Hemipilia physoceras

Scientific classification
- Kingdom: Plantae
- Clade: Tracheophytes
- Clade: Angiosperms
- Clade: Monocots
- Order: Asparagales
- Family: Orchidaceae
- Subfamily: Orchidoideae
- Genus: Hemipilia
- Species: H. physoceras
- Binomial name: Hemipilia physoceras (Schltr.) Y.Tang & H.Peng
- Synonyms: Amitostigma physoceras Schltr. ; Orchis physoceras (Schltr.) Soó ; Ponerorchis physoceras (Schltr.) X.H.Jin, Schuit. & W.T.Jin ;

= Hemipilia physoceras =

- Authority: (Schltr.) Y.Tang & H.Peng

Species of flowering plant

Hemipilia physoceras is a species of flowering plant in the family Orchidaceae, native to south-central China (north-western and western Sichuan).

==Taxonomy==
The species was first described in 1924 by Rudolf Schlechter, as Amitostigma physoceras.

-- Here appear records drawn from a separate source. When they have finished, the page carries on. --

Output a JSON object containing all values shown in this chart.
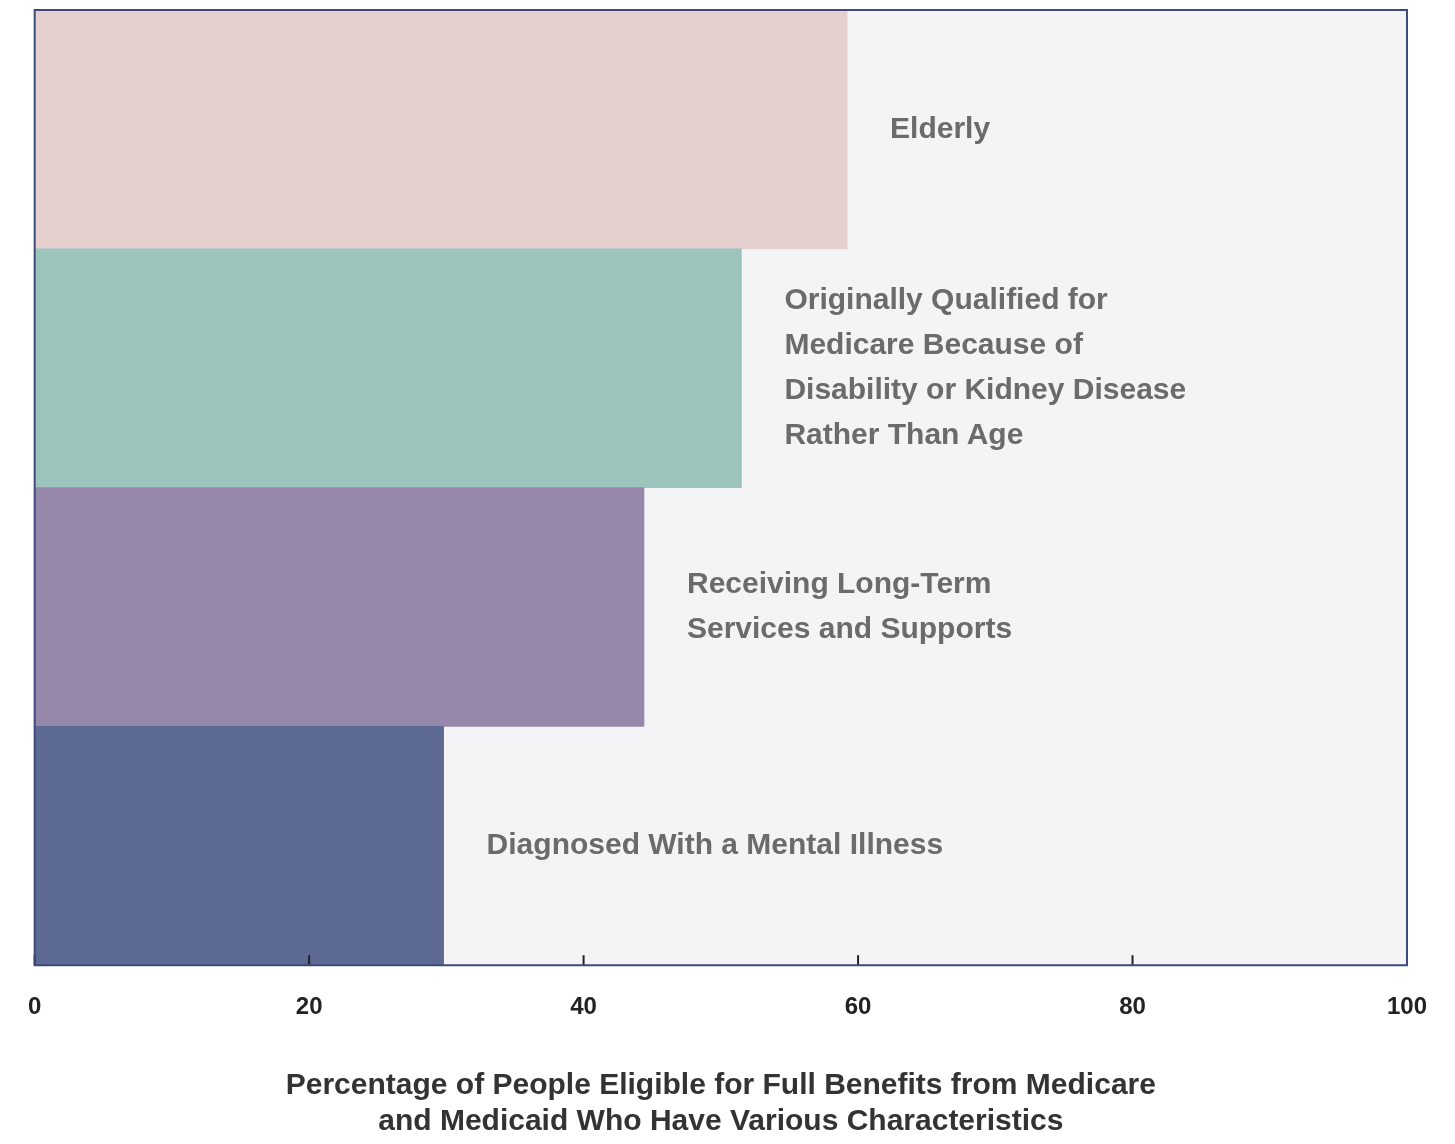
{
  "chart_data": {
    "type": "bar",
    "orientation": "horizontal",
    "xlabel": "Percentage of People Eligible for Full Benefits from Medicare and Medicaid Who Have Various Characteristics",
    "categories": [
      "Elderly",
      "Originally Qualified for\nMedicare Because of\nDisability or Kidney Disease\nRather Than Age",
      "Receiving Long-Term\nServices and Supports",
      "Diagnosed With a Mental Illness"
    ],
    "values": [
      59.2,
      51.5,
      44.4,
      29.8
    ],
    "colors": [
      "#e5d0d0",
      "#9dc4bc",
      "#9787aa",
      "#5c6a94"
    ],
    "xlim": [
      0,
      100
    ],
    "xticks": [
      0,
      20,
      40,
      60,
      80,
      100
    ],
    "grid": false,
    "legend": false
  }
}
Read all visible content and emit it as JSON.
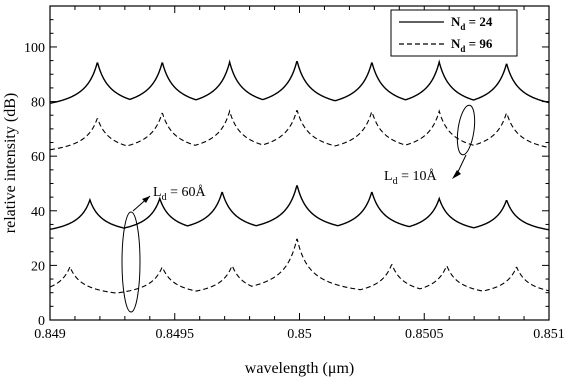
{
  "chart_data": {
    "type": "line",
    "xlabel": "wavelength (μm)",
    "ylabel": "relative intensity (dB)",
    "xlim": [
      0.849,
      0.851
    ],
    "ylim": [
      0,
      115
    ],
    "x_ticks": [
      0.849,
      0.8495,
      0.85,
      0.8505,
      0.851
    ],
    "x_tick_labels": [
      "0.849",
      "0.8495",
      "0.85",
      "0.8505",
      "0.851"
    ],
    "y_ticks": [
      0,
      20,
      40,
      60,
      80,
      100
    ],
    "grid": false,
    "legend_position": "top-right",
    "legend": [
      {
        "label": "N",
        "sub": "d",
        "suffix": " = 24",
        "style": "solid"
      },
      {
        "label": "N",
        "sub": "d",
        "suffix": " = 96",
        "style": "dashed"
      }
    ],
    "series": [
      {
        "style": "solid",
        "baseline": 75,
        "peaks": [
          [
            0.84919,
            94.5
          ],
          [
            0.84945,
            94.5
          ],
          [
            0.84972,
            94.5
          ],
          [
            0.84999,
            95
          ],
          [
            0.85029,
            94.5
          ],
          [
            0.85056,
            94.5
          ],
          [
            0.85083,
            94
          ]
        ]
      },
      {
        "style": "dashed",
        "baseline": 59,
        "peaks": [
          [
            0.84919,
            74
          ],
          [
            0.84945,
            76
          ],
          [
            0.84972,
            76.5
          ],
          [
            0.84999,
            77
          ],
          [
            0.85029,
            76.5
          ],
          [
            0.85056,
            76.5
          ],
          [
            0.85083,
            76
          ]
        ]
      },
      {
        "style": "solid",
        "baseline": 29.5,
        "peaks": [
          [
            0.84916,
            44
          ],
          [
            0.84944,
            44.5
          ],
          [
            0.84969,
            47
          ],
          [
            0.84999,
            49.5
          ],
          [
            0.85029,
            47
          ],
          [
            0.85056,
            44.5
          ],
          [
            0.85083,
            44
          ]
        ]
      },
      {
        "style": "dashed",
        "baseline": 7,
        "peaks": [
          [
            0.84908,
            19.5
          ],
          [
            0.84945,
            19.5
          ],
          [
            0.84973,
            20
          ],
          [
            0.84999,
            30
          ],
          [
            0.85037,
            20.5
          ],
          [
            0.85059,
            20
          ],
          [
            0.85087,
            19.5
          ]
        ]
      }
    ],
    "annotations": [
      {
        "text": "L",
        "sub": "d",
        "suffix": " = 60Å"
      },
      {
        "text": "L",
        "sub": "d",
        "suffix": " = 10Å"
      }
    ]
  }
}
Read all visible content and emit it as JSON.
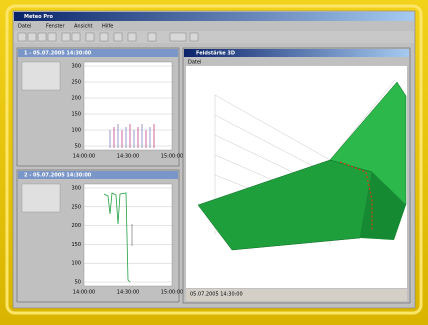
{
  "app": {
    "title": "Meteo Pro",
    "menu": [
      "Datei",
      "Fenster",
      "Ansicht",
      "Hilfe"
    ]
  },
  "panels": [
    {
      "title": "1 - 05.07.2005 14:30:00",
      "y_labels": [
        "300",
        "250",
        "200",
        "150",
        "100",
        "50"
      ],
      "x_labels": [
        "14:00:00",
        "14:30:00",
        "15:00:00"
      ]
    },
    {
      "title": "2 - 05.07.2005 14:30:00",
      "y_labels": [
        "300",
        "250",
        "200",
        "150",
        "100",
        "50"
      ],
      "x_labels": [
        "14:00:00",
        "14:30:00",
        "15:00:00"
      ]
    }
  ],
  "plot3d": {
    "title": "Feldstärke 3D",
    "menu": "Datei",
    "status": "05.07.2005 14:30:00"
  }
}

A molecular phylogenetic study in 2014 found that species of Amitostigma, Neottianthe and Ponerorchis were mixed together in a single clade, making none of the three genera monophyletic as then circumscribed. Amitostigma and Neottianthe were subsumed into Ponerorchis, with this species then becoming Ponerorchis physoceras. The genus Ponerorchis has since been synonymized with the genus Hemipilia, resulting in the present name.